Par un mémoire en défense, enregistré le 21 octobre 2025, la préfète du Rhône conclut au non-lieu à statuer sur les conclusions aux fins d’annulation et d’injonction sous astreinte de la requête et au rejet des conclusions présentées au titre des frais liés au litige.
Elle fait valoir qu’elle a décidé, le 20 octobre 2025, de délivrer à Mme A... B... une carte de séjour temporaire d’un an portant la mention « vie privée et familiale ».
Mme A... B... a été admise au bénéfice de l’aide juridictionnelle totale par une décision du bureau d’aide juridictionnelle du 13 décembre 2024.
Vu les autres pièces du dossier.
Vu :
- le code de l’entrée et du séjour des étrangers et du droit d’asile ;
- la loi n° 91-647 du 10 juillet 1991 ;
- le code de justice administrative.
Considérant ce qui suit :
1. Aux termes de l’article R. 222-1 du code de justice administrative : « (…) les présidents de formation de jugement des tribunaux (…) 3° Constater qu'il n'y a pas lieu de statuer sur une requête ; (…) 5° Statuer sur les requêtes qui ne présentent plus à juger de questions autres que la condamnation prévue à l'article L. 761-1 ou la charge des dépens ; (…) ».
2. Par une décision du 20 octobre 2025, postérieure à l’introduction de la requête, la préfète du Rhône a délivré à Mme A... B... une carte de séjour temporaire portant la mention « vie privée et familiale ». Il s’ensuit que sont devenues sans objet les conclusions de Mme A... B... à fin d’annulation ainsi que celles à fin d’injonction sous astreinte.
3. Mme A... B... a obtenu le bénéfice de l’aide juridictionnelle totale.

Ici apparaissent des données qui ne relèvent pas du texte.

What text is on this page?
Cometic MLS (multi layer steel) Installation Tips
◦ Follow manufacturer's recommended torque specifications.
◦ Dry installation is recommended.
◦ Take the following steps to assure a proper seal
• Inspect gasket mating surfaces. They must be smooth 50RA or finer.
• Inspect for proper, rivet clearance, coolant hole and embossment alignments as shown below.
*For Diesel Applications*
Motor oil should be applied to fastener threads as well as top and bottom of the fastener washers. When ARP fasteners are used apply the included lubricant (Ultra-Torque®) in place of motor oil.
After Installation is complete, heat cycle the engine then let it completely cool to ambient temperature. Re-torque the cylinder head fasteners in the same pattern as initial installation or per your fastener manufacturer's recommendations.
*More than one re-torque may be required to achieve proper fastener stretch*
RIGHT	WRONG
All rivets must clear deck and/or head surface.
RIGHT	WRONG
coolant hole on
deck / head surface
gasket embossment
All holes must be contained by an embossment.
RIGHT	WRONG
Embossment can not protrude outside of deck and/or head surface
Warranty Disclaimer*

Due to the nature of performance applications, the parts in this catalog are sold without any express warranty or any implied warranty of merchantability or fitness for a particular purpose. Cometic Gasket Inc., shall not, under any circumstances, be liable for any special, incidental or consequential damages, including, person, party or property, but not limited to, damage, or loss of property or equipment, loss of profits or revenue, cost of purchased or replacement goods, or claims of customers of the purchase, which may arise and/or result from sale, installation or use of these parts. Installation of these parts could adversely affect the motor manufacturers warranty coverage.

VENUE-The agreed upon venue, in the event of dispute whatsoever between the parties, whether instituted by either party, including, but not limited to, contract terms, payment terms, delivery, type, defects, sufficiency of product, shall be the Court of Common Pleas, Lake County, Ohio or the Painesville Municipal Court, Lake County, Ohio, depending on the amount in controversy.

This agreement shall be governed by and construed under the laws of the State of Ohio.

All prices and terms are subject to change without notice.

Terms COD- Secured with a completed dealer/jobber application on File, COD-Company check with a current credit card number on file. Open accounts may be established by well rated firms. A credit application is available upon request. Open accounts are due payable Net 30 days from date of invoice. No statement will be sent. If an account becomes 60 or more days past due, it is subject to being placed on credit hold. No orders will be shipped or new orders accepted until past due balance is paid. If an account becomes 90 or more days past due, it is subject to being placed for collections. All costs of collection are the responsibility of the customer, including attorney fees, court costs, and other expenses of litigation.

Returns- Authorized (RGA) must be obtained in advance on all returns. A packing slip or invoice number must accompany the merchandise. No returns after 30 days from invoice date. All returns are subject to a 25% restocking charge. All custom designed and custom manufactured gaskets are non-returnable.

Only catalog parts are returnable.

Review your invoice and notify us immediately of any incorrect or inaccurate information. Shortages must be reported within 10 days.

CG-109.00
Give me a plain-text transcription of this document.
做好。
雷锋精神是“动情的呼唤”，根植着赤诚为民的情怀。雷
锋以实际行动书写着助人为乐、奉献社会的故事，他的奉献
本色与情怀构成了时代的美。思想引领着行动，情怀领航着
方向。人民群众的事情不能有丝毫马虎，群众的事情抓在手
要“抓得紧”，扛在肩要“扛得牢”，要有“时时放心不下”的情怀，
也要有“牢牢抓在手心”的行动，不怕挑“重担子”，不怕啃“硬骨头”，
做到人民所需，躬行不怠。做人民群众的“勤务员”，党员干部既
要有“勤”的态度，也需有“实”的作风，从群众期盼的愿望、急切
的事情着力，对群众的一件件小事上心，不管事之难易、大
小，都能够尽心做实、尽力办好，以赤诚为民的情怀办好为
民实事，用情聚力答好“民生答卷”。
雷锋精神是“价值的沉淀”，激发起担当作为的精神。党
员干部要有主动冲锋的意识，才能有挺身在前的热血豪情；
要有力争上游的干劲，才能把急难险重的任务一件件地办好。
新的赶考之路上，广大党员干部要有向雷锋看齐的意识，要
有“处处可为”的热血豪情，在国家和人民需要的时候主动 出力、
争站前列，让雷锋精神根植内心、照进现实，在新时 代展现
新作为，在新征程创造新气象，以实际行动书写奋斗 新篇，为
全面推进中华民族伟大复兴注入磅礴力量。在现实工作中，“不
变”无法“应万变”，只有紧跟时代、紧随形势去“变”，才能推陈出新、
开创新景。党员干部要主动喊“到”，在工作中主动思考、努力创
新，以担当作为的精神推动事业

Par suite, son avocate peut se prévaloir des dispositions des articles L. 761-1 du code de justice administrative et 37 de la loi du 10 juillet 1991. Il y a lieu, dans les circonstances de l’espèce, sous réserve que Me Rodrigues renonce à percevoir la somme correspondant à la part contributive de l’Etat, de mettre à la charge de l’Etat une somme de 1 000 euros à verser à Me Rodrigues.
O R D O N N E :
Article 1er : Il n’y a pas lieu de statuer sur les conclusions à fin d’annulation et d’injonction sous astreinte de la requête de Mme A... B....
Article 2 : L’Etat versera à Me Rodrigues, avocate de Mme A... B..., la somme de 1 000 euros au titre de l’article L. 761-1 du code de justice administrative et du deuxième alinéa de l’article 37 de la loi du 10 juillet 1991, sous réserve que cette avocate renonce à percevoir la somme correspondant à la part contributive de l’Etat.
Article 3 : La présente ordonnance sera notifiée à Mme C... A... B..., Me Rodrigues et à la préfète du Rhône.
Fait à Lyon, le 12 novembre 2025
Le président de la 6ème chambre,
F.-X. Pin
La République mande et ordonne à la préfète du Rhône en ce qui la concerne ou à tous commissaires de justice à ce requis en ce qui concerne les voies de droit commun contre les parties privées, de pourvoir à l’exécution de la présente décision.